Hops and Marijuana Are Close Relatives

Over the last five years, India Pale Ale’s or IPAs have become one of the most popular styles of craft beer on the market. IPAs are heavily hopped beers that were developed by the British for export to warm parts of the world in the early 1700s. Their flavors are dominated by the taste of hops and many people become “addicted” to the heavy hops in IPA.

Back in the 1700s, the British exported other types of beer to places like India, but the beers got warm down in the hulls of the old wooden sailing ships and bacteria ruined the brews. They found that adding more hops to the beer inhibited bacteria and the beers arrived ready to drink rather than ready to pour into the harbor.

The popularity of this style of pale ale has tracked the huge upsurge of the legal marijuana market in the Western US. It is no surprise then that hops, the key ingredient in IPA, is a very close botanical relative to marijuana. If you’ve ever been to a brewery and smelled the barrels full of hops pellets before they are added to the mash, you know the smell is almost identical to the smell of a fresh bag of marijuana.

Hops and marijuana are two members of the Cannabaceae, or hemp family. Botanists look closely at plants and organize them into families. All the members of a plant family have extremely similar flowers which are the sexual organs of the plants. Other details of the plants in a family may vary widely but the flowers will be very similar. Thus it turns out that the flower of the marijuana plant and the hops plant are very similar in terms of the details of the flower anatomy and they are the only two members of their little genus.

Most members of the marijuana branch of the hemp family are used for making rope but some (Cannabis sativa) has been bred for psychoactive properties and have been regulated after 1950s conservatives concluded that marijuana was turning youth into communists. The industrial hemp industry in the US was ruined by this regulation even though you could smoke industrial hemp until you ruined your lungs without getting a “high” from it.

But we digress. Hops are even more interesting than hemp and have been legally bred for centuries because the sharp flavor of their dried flowers is an excellent counter balance to the sweetness of fermented grains in beers. As mentioned hops also kills bacteria that can ruin a beer and make it taste bad. So hops are used to balance the flavor of beer, adding bitterness to counter the inherit sweetness of the malt and grains.

Hops flowers have a gooey resin called lupulin containing acids and essential oils that are full of flavor and biocides. If you handle a fresh flower of marijuana and a fresh flower of hops, both are sticky with resins and this stickiness is where the magic of the plants reside.

Hops have more than 400 aroma compounds that reside in the flowers. You can smell some when you smell the hop flower but others are only released when the hops are boiled and then fermented and others only come out when the hop residue in the beer hits your tongue.

Beer is very place-oriented and hops grown from the seeds of the same plant will taste different if grown in different places. So the hops absorbs the character of the place where it grows. And beers absorb the character of the place where they are brewed for mysterious reasons.

In New Mexico you will find hops growing wild out in the woods. Hops is common in the Jemez Mountains near Los Alamos or in the mountains above Santa Fe. These are not plants escaped from a nursery but rather are native varieties of the hops. If you are home brewing, you might carefully collect the flowers of these wild hops and see what you can do with the subtle flavors.

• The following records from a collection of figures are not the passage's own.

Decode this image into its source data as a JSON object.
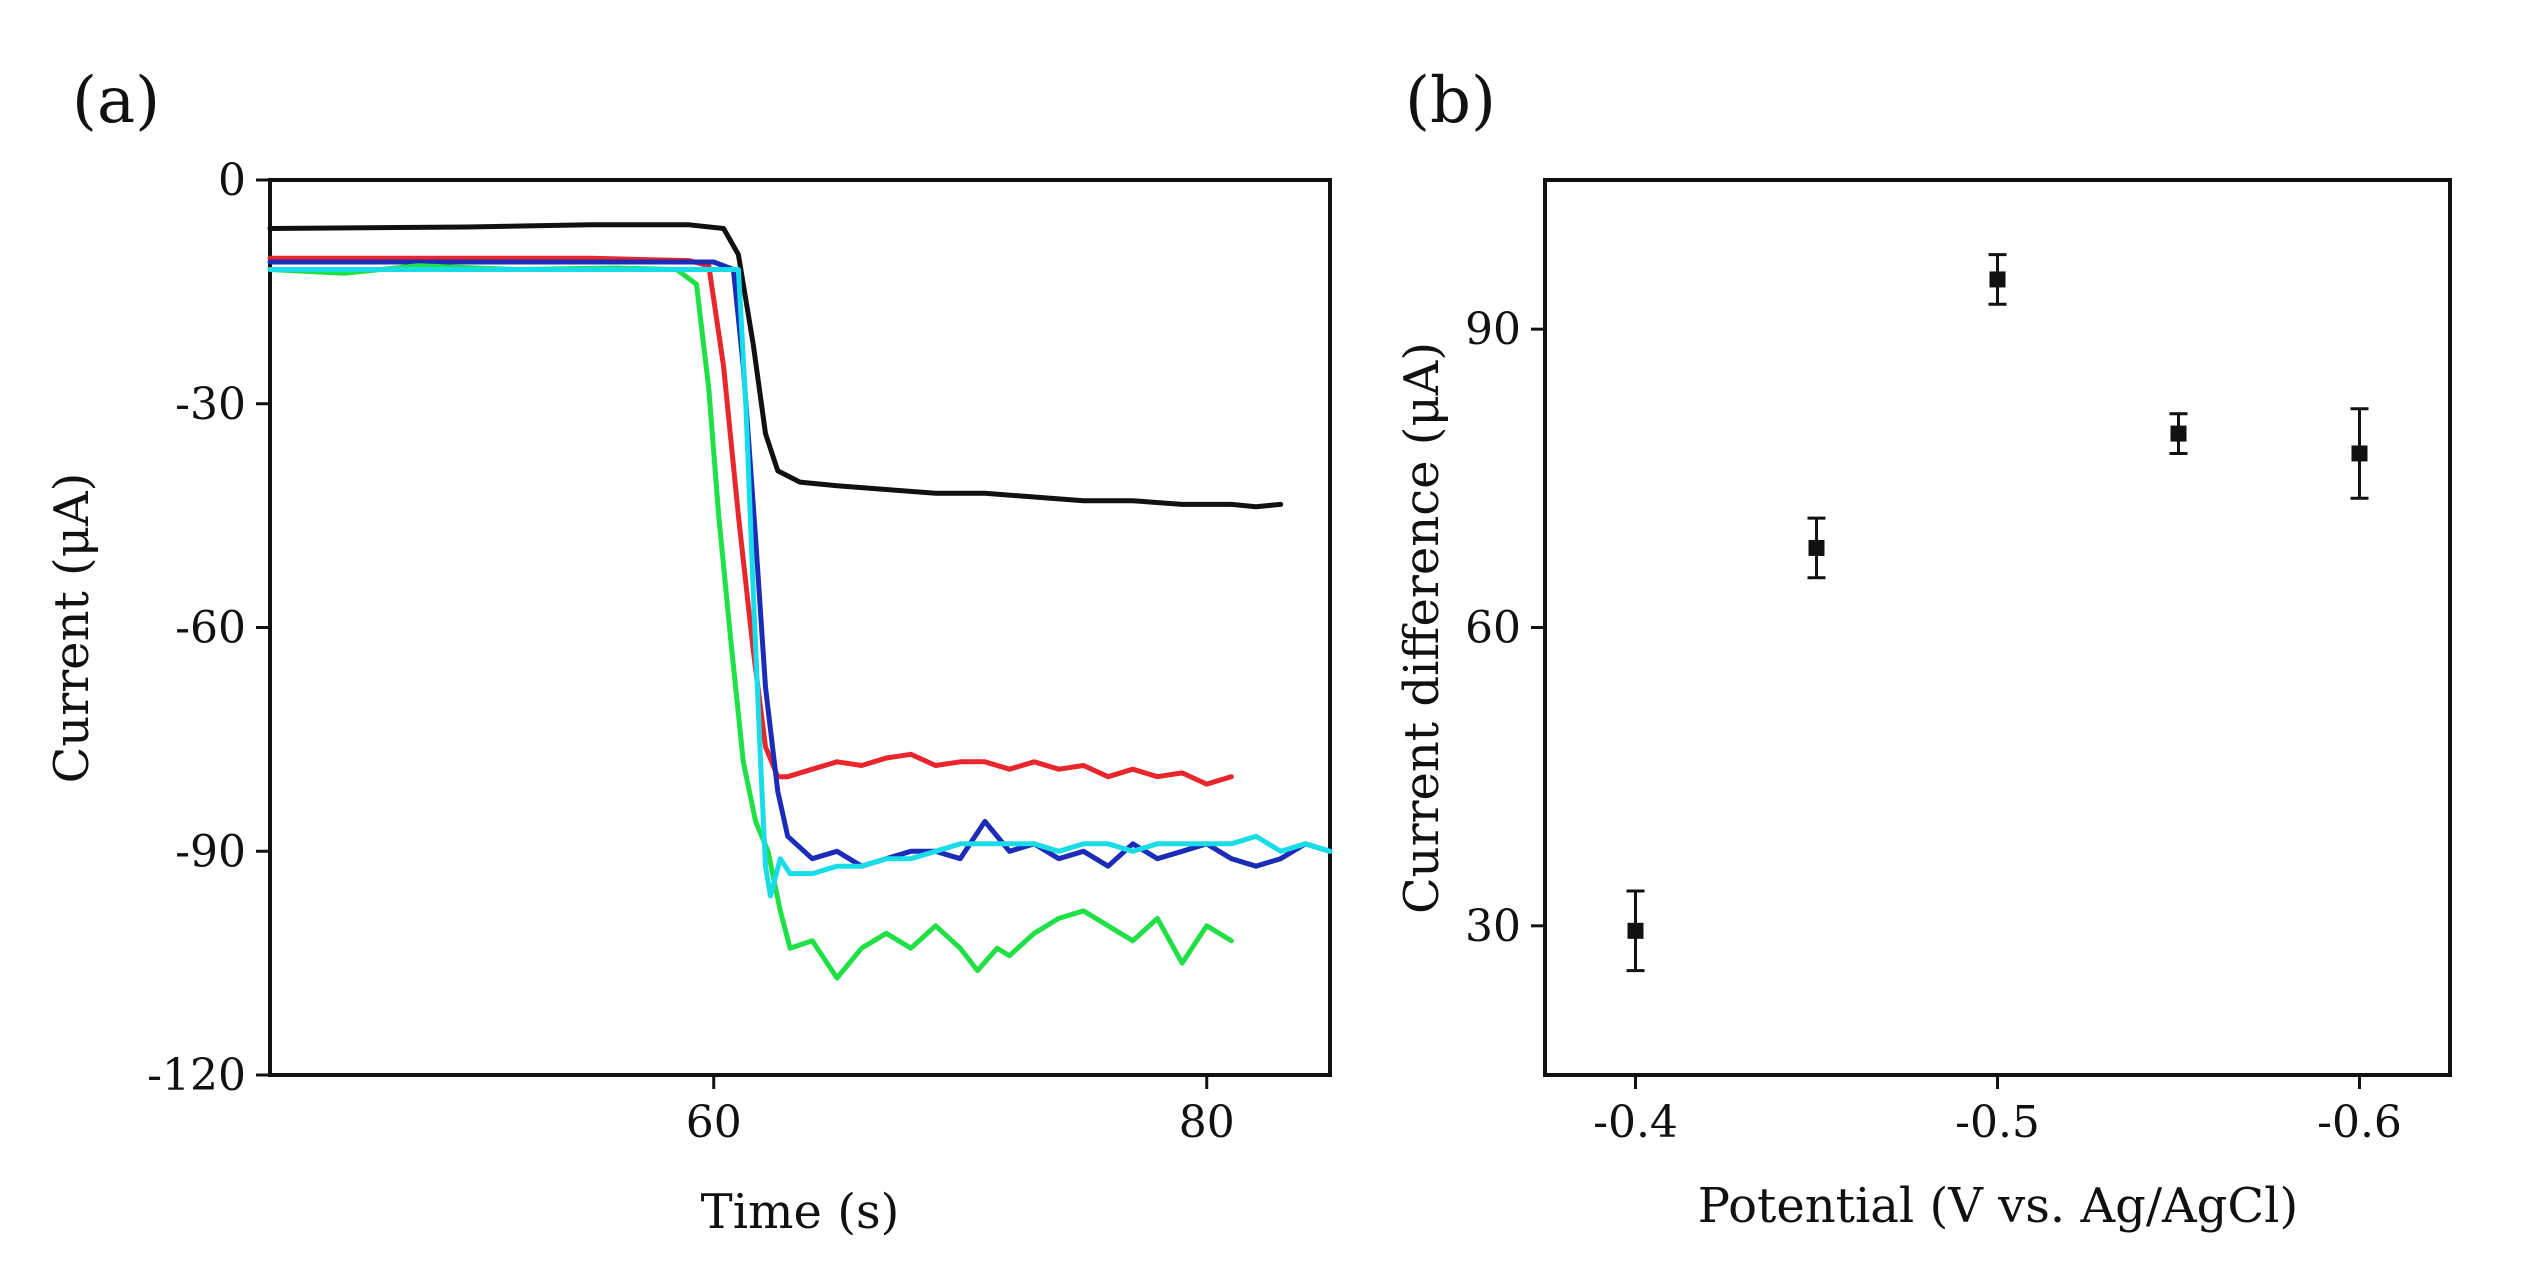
{
  "figure": {
    "panels": [
      "(a)",
      "(b)"
    ]
  },
  "chart_data": [
    {
      "panel": "(a)",
      "type": "line",
      "title": "",
      "xlabel": "Time (s)",
      "ylabel": "Current (μA)",
      "xlim": [
        42,
        85
      ],
      "ylim": [
        -120,
        0
      ],
      "xticks": [
        60,
        80
      ],
      "yticks": [
        0,
        -30,
        -60,
        -90,
        -120
      ],
      "grid": false,
      "series": [
        {
          "name": "black",
          "color": "#111111",
          "points": [
            [
              42,
              -6.5
            ],
            [
              50,
              -6.3
            ],
            [
              55,
              -6.0
            ],
            [
              59,
              -6.0
            ],
            [
              60.4,
              -6.5
            ],
            [
              61,
              -10
            ],
            [
              61.6,
              -22
            ],
            [
              62.1,
              -34
            ],
            [
              62.6,
              -39
            ],
            [
              63.5,
              -40.5
            ],
            [
              65,
              -41
            ],
            [
              67,
              -41.5
            ],
            [
              69,
              -42
            ],
            [
              71,
              -42
            ],
            [
              73,
              -42.5
            ],
            [
              75,
              -43
            ],
            [
              77,
              -43
            ],
            [
              79,
              -43.5
            ],
            [
              81,
              -43.5
            ],
            [
              82,
              -43.8
            ],
            [
              83,
              -43.5
            ]
          ]
        },
        {
          "name": "red",
          "color": "#e8262c",
          "points": [
            [
              42,
              -10.5
            ],
            [
              50,
              -10.5
            ],
            [
              55,
              -10.5
            ],
            [
              59,
              -10.8
            ],
            [
              59.8,
              -11.5
            ],
            [
              60.4,
              -25
            ],
            [
              61.0,
              -45
            ],
            [
              61.6,
              -63
            ],
            [
              62.1,
              -76
            ],
            [
              62.6,
              -80
            ],
            [
              63.0,
              -80
            ],
            [
              64,
              -79
            ],
            [
              65,
              -78
            ],
            [
              66,
              -78.5
            ],
            [
              67,
              -77.5
            ],
            [
              68,
              -77
            ],
            [
              69,
              -78.5
            ],
            [
              70,
              -78
            ],
            [
              71,
              -78
            ],
            [
              72,
              -79
            ],
            [
              73,
              -78
            ],
            [
              74,
              -79
            ],
            [
              75,
              -78.5
            ],
            [
              76,
              -80
            ],
            [
              77,
              -79
            ],
            [
              78,
              -80
            ],
            [
              79,
              -79.5
            ],
            [
              80,
              -81
            ],
            [
              81,
              -80
            ]
          ]
        },
        {
          "name": "blue",
          "color": "#1c2bb8",
          "points": [
            [
              42,
              -11
            ],
            [
              50,
              -11
            ],
            [
              55,
              -11
            ],
            [
              60,
              -11
            ],
            [
              60.8,
              -12
            ],
            [
              61.2,
              -25
            ],
            [
              61.7,
              -48
            ],
            [
              62.1,
              -68
            ],
            [
              62.6,
              -82
            ],
            [
              63.0,
              -88
            ],
            [
              64,
              -91
            ],
            [
              65,
              -90
            ],
            [
              66,
              -92
            ],
            [
              67,
              -91
            ],
            [
              68,
              -90
            ],
            [
              69,
              -90
            ],
            [
              70,
              -91
            ],
            [
              71,
              -86
            ],
            [
              72,
              -90
            ],
            [
              73,
              -89
            ],
            [
              74,
              -91
            ],
            [
              75,
              -90
            ],
            [
              76,
              -92
            ],
            [
              77,
              -89
            ],
            [
              78,
              -91
            ],
            [
              79,
              -90
            ],
            [
              80,
              -89
            ],
            [
              81,
              -91
            ],
            [
              82,
              -92
            ],
            [
              83,
              -91
            ],
            [
              84,
              -89
            ],
            [
              85,
              -90
            ]
          ]
        },
        {
          "name": "green",
          "color": "#1fe045",
          "points": [
            [
              42,
              -12
            ],
            [
              45,
              -12.5
            ],
            [
              48,
              -11.5
            ],
            [
              52,
              -12
            ],
            [
              56,
              -11.8
            ],
            [
              58.5,
              -12
            ],
            [
              59.3,
              -14
            ],
            [
              59.8,
              -28
            ],
            [
              60.2,
              -45
            ],
            [
              60.7,
              -62
            ],
            [
              61.2,
              -78
            ],
            [
              61.7,
              -86
            ],
            [
              62.2,
              -90
            ],
            [
              62.7,
              -98
            ],
            [
              63.1,
              -103
            ],
            [
              64,
              -102
            ],
            [
              65,
              -107
            ],
            [
              66,
              -103
            ],
            [
              67,
              -101
            ],
            [
              68,
              -103
            ],
            [
              69,
              -100
            ],
            [
              70,
              -103
            ],
            [
              70.7,
              -106
            ],
            [
              71.5,
              -103
            ],
            [
              72,
              -104
            ],
            [
              73,
              -101
            ],
            [
              74,
              -99
            ],
            [
              75,
              -98
            ],
            [
              76,
              -100
            ],
            [
              77,
              -102
            ],
            [
              78,
              -99
            ],
            [
              79,
              -105
            ],
            [
              80,
              -100
            ],
            [
              81,
              -102
            ]
          ]
        },
        {
          "name": "cyan",
          "color": "#18dde8",
          "points": [
            [
              42,
              -12
            ],
            [
              50,
              -12
            ],
            [
              55,
              -12
            ],
            [
              60,
              -12
            ],
            [
              61,
              -12
            ],
            [
              61.3,
              -30
            ],
            [
              61.6,
              -55
            ],
            [
              61.9,
              -78
            ],
            [
              62.1,
              -92
            ],
            [
              62.3,
              -96
            ],
            [
              62.7,
              -91
            ],
            [
              63.1,
              -93
            ],
            [
              64,
              -93
            ],
            [
              65,
              -92
            ],
            [
              66,
              -92
            ],
            [
              67,
              -91
            ],
            [
              68,
              -91
            ],
            [
              69,
              -90
            ],
            [
              70,
              -89
            ],
            [
              71,
              -89
            ],
            [
              72,
              -89
            ],
            [
              73,
              -89
            ],
            [
              74,
              -90
            ],
            [
              75,
              -89
            ],
            [
              76,
              -89
            ],
            [
              77,
              -90
            ],
            [
              78,
              -89
            ],
            [
              79,
              -89
            ],
            [
              80,
              -89
            ],
            [
              81,
              -89
            ],
            [
              82,
              -88
            ],
            [
              83,
              -90
            ],
            [
              84,
              -89
            ],
            [
              85,
              -90
            ]
          ]
        }
      ]
    },
    {
      "panel": "(b)",
      "type": "scatter",
      "title": "",
      "xlabel": "Potential (V vs. Ag/AgCl)",
      "ylabel": "Current difference (μA)",
      "xlim": [
        -0.375,
        -0.625
      ],
      "ylim": [
        15,
        105
      ],
      "xticks": [
        -0.4,
        -0.5,
        -0.6
      ],
      "xtick_labels": [
        "-0.4",
        "-0.5",
        "-0.6"
      ],
      "yticks": [
        30,
        60,
        90
      ],
      "grid": false,
      "series": [
        {
          "name": "Current difference",
          "x": [
            -0.4,
            -0.45,
            -0.5,
            -0.55,
            -0.6
          ],
          "y": [
            29.5,
            68,
            95,
            79.5,
            77.5
          ],
          "error": [
            4,
            3,
            2.5,
            2,
            4.5
          ]
        }
      ]
    }
  ]
}
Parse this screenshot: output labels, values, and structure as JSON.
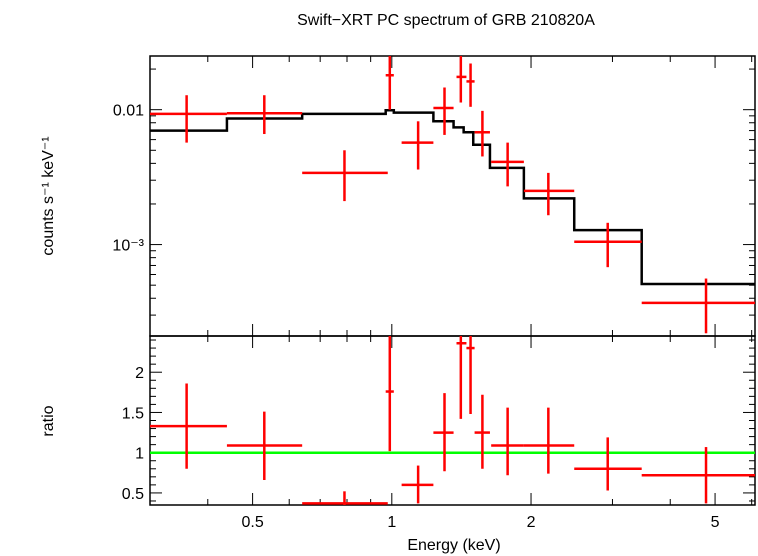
{
  "chart_data": [
    {
      "panel": "spectrum",
      "type": "scatter",
      "title": "Swift−XRT PC spectrum of GRB 210820A",
      "ylabel": "counts s⁻¹ keV⁻¹",
      "xlabel": "",
      "xscale": "log",
      "yscale": "log",
      "xlim": [
        0.3,
        6.1
      ],
      "ylim": [
        0.00021,
        0.025
      ],
      "y_tick_labels": [
        {
          "value": 0.01,
          "label": "0.01"
        },
        {
          "value": 0.001,
          "label": "10⁻³"
        }
      ],
      "colors": {
        "data": "#ff0000",
        "model": "#000000"
      },
      "data_points": [
        {
          "x": 0.36,
          "xlo": 0.3,
          "xhi": 0.44,
          "y": 0.0093,
          "ylo": 0.0057,
          "yhi": 0.0128
        },
        {
          "x": 0.53,
          "xlo": 0.44,
          "xhi": 0.64,
          "y": 0.0094,
          "ylo": 0.0066,
          "yhi": 0.0128
        },
        {
          "x": 0.79,
          "xlo": 0.64,
          "xhi": 0.98,
          "y": 0.0034,
          "ylo": 0.0021,
          "yhi": 0.005
        },
        {
          "x": 0.99,
          "xlo": 0.97,
          "xhi": 1.01,
          "y": 0.018,
          "ylo": 0.01,
          "yhi": 0.025
        },
        {
          "x": 1.14,
          "xlo": 1.05,
          "xhi": 1.23,
          "y": 0.0057,
          "ylo": 0.0036,
          "yhi": 0.0082
        },
        {
          "x": 1.3,
          "xlo": 1.23,
          "xhi": 1.36,
          "y": 0.0103,
          "ylo": 0.0065,
          "yhi": 0.0146
        },
        {
          "x": 1.41,
          "xlo": 1.38,
          "xhi": 1.45,
          "y": 0.0175,
          "ylo": 0.0113,
          "yhi": 0.025
        },
        {
          "x": 1.48,
          "xlo": 1.45,
          "xhi": 1.51,
          "y": 0.0162,
          "ylo": 0.0105,
          "yhi": 0.022
        },
        {
          "x": 1.57,
          "xlo": 1.51,
          "xhi": 1.63,
          "y": 0.0068,
          "ylo": 0.0045,
          "yhi": 0.0098
        },
        {
          "x": 1.78,
          "xlo": 1.64,
          "xhi": 1.93,
          "y": 0.0041,
          "ylo": 0.0027,
          "yhi": 0.0057
        },
        {
          "x": 2.18,
          "xlo": 1.93,
          "xhi": 2.48,
          "y": 0.0025,
          "ylo": 0.00165,
          "yhi": 0.0034
        },
        {
          "x": 2.93,
          "xlo": 2.48,
          "xhi": 3.47,
          "y": 0.00105,
          "ylo": 0.00068,
          "yhi": 0.00145
        },
        {
          "x": 4.78,
          "xlo": 3.47,
          "xhi": 6.1,
          "y": 0.00037,
          "ylo": 0.00022,
          "yhi": 0.00056
        }
      ],
      "model_steps": [
        {
          "xlo": 0.3,
          "xhi": 0.44,
          "y": 0.007
        },
        {
          "xlo": 0.44,
          "xhi": 0.64,
          "y": 0.0086
        },
        {
          "xlo": 0.64,
          "xhi": 0.97,
          "y": 0.0093
        },
        {
          "xlo": 0.97,
          "xhi": 1.01,
          "y": 0.0099
        },
        {
          "xlo": 1.01,
          "xhi": 1.23,
          "y": 0.0095
        },
        {
          "xlo": 1.23,
          "xhi": 1.36,
          "y": 0.0082
        },
        {
          "xlo": 1.36,
          "xhi": 1.43,
          "y": 0.0074
        },
        {
          "xlo": 1.43,
          "xhi": 1.5,
          "y": 0.0068
        },
        {
          "xlo": 1.5,
          "xhi": 1.63,
          "y": 0.0055
        },
        {
          "xlo": 1.63,
          "xhi": 1.93,
          "y": 0.0037
        },
        {
          "xlo": 1.93,
          "xhi": 2.48,
          "y": 0.0022
        },
        {
          "xlo": 2.48,
          "xhi": 3.47,
          "y": 0.00128
        },
        {
          "xlo": 3.47,
          "xhi": 6.1,
          "y": 0.00051
        }
      ]
    },
    {
      "panel": "ratio",
      "type": "scatter",
      "title": "",
      "ylabel": "ratio",
      "xlabel": "Energy (keV)",
      "xscale": "log",
      "yscale": "linear",
      "xlim": [
        0.3,
        6.1
      ],
      "ylim": [
        0.35,
        2.45
      ],
      "reference_line": {
        "y": 1,
        "color": "#00ff00"
      },
      "x_tick_labels": [
        {
          "value": 0.5,
          "label": "0.5"
        },
        {
          "value": 1,
          "label": "1"
        },
        {
          "value": 2,
          "label": "2"
        },
        {
          "value": 5,
          "label": "5"
        }
      ],
      "y_tick_labels": [
        {
          "value": 0.5,
          "label": "0.5"
        },
        {
          "value": 1,
          "label": "1"
        },
        {
          "value": 1.5,
          "label": "1.5"
        },
        {
          "value": 2,
          "label": "2"
        }
      ],
      "colors": {
        "data": "#ff0000",
        "reference": "#00ff00"
      },
      "data_points": [
        {
          "x": 0.36,
          "xlo": 0.3,
          "xhi": 0.44,
          "y": 1.33,
          "ylo": 0.8,
          "yhi": 1.86
        },
        {
          "x": 0.53,
          "xlo": 0.44,
          "xhi": 0.64,
          "y": 1.09,
          "ylo": 0.66,
          "yhi": 1.51
        },
        {
          "x": 0.79,
          "xlo": 0.64,
          "xhi": 0.98,
          "y": 0.37,
          "ylo": 0.35,
          "yhi": 0.52
        },
        {
          "x": 0.99,
          "xlo": 0.97,
          "xhi": 1.01,
          "y": 1.76,
          "ylo": 1.02,
          "yhi": 2.45
        },
        {
          "x": 1.14,
          "xlo": 1.05,
          "xhi": 1.23,
          "y": 0.6,
          "ylo": 0.37,
          "yhi": 0.84
        },
        {
          "x": 1.3,
          "xlo": 1.23,
          "xhi": 1.36,
          "y": 1.25,
          "ylo": 0.77,
          "yhi": 1.74
        },
        {
          "x": 1.41,
          "xlo": 1.38,
          "xhi": 1.45,
          "y": 2.36,
          "ylo": 1.42,
          "yhi": 2.45
        },
        {
          "x": 1.48,
          "xlo": 1.45,
          "xhi": 1.51,
          "y": 2.3,
          "ylo": 1.48,
          "yhi": 2.45
        },
        {
          "x": 1.57,
          "xlo": 1.51,
          "xhi": 1.63,
          "y": 1.25,
          "ylo": 0.8,
          "yhi": 1.72
        },
        {
          "x": 1.78,
          "xlo": 1.64,
          "xhi": 1.93,
          "y": 1.09,
          "ylo": 0.72,
          "yhi": 1.56
        },
        {
          "x": 2.18,
          "xlo": 1.93,
          "xhi": 2.48,
          "y": 1.09,
          "ylo": 0.74,
          "yhi": 1.56
        },
        {
          "x": 2.93,
          "xlo": 2.48,
          "xhi": 3.47,
          "y": 0.8,
          "ylo": 0.53,
          "yhi": 1.19
        },
        {
          "x": 4.78,
          "xlo": 3.47,
          "xhi": 6.1,
          "y": 0.72,
          "ylo": 0.37,
          "yhi": 1.07
        }
      ]
    }
  ]
}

A majority of hops sold to brewers in the US come from the Pacific Northwest where they grow on racks both in the Willamette Valley and east of the Cascade Mountains. Brewers know their hops and learn to mix specific varieties of hops to achieve the flavor they are looking for in a beer. Really high quality beers such as La Cumbre’s Elevated IPA or Ska’s Modus Hopperendi are good because the brew masters blend and balance the hops carefully. Some other brews have a harsh bitter flavor because the hop treatment is rudimentary. Some New Mexico breweries never get this right while others do very well with their hopping. And it seems that some of the older breweries in the state struggle with hopping while some of the newer breweries start off on the right foot.

Many beer styles have minimal hops in the brew such as pilsners and lagers. For people who appreciate the flavor of hops, it may be hard to appreciate these milder beers after you get attached to the rich floral character of hops in an IPA.

Try various IPAs and pay attention to the “hopiness”. Often beer labels will talk about the types of hops the brewer used but even if they don’t you may be able to identify the dominant variety of hops in various beers by taste over time.

We’ll dive into the hop topic more later.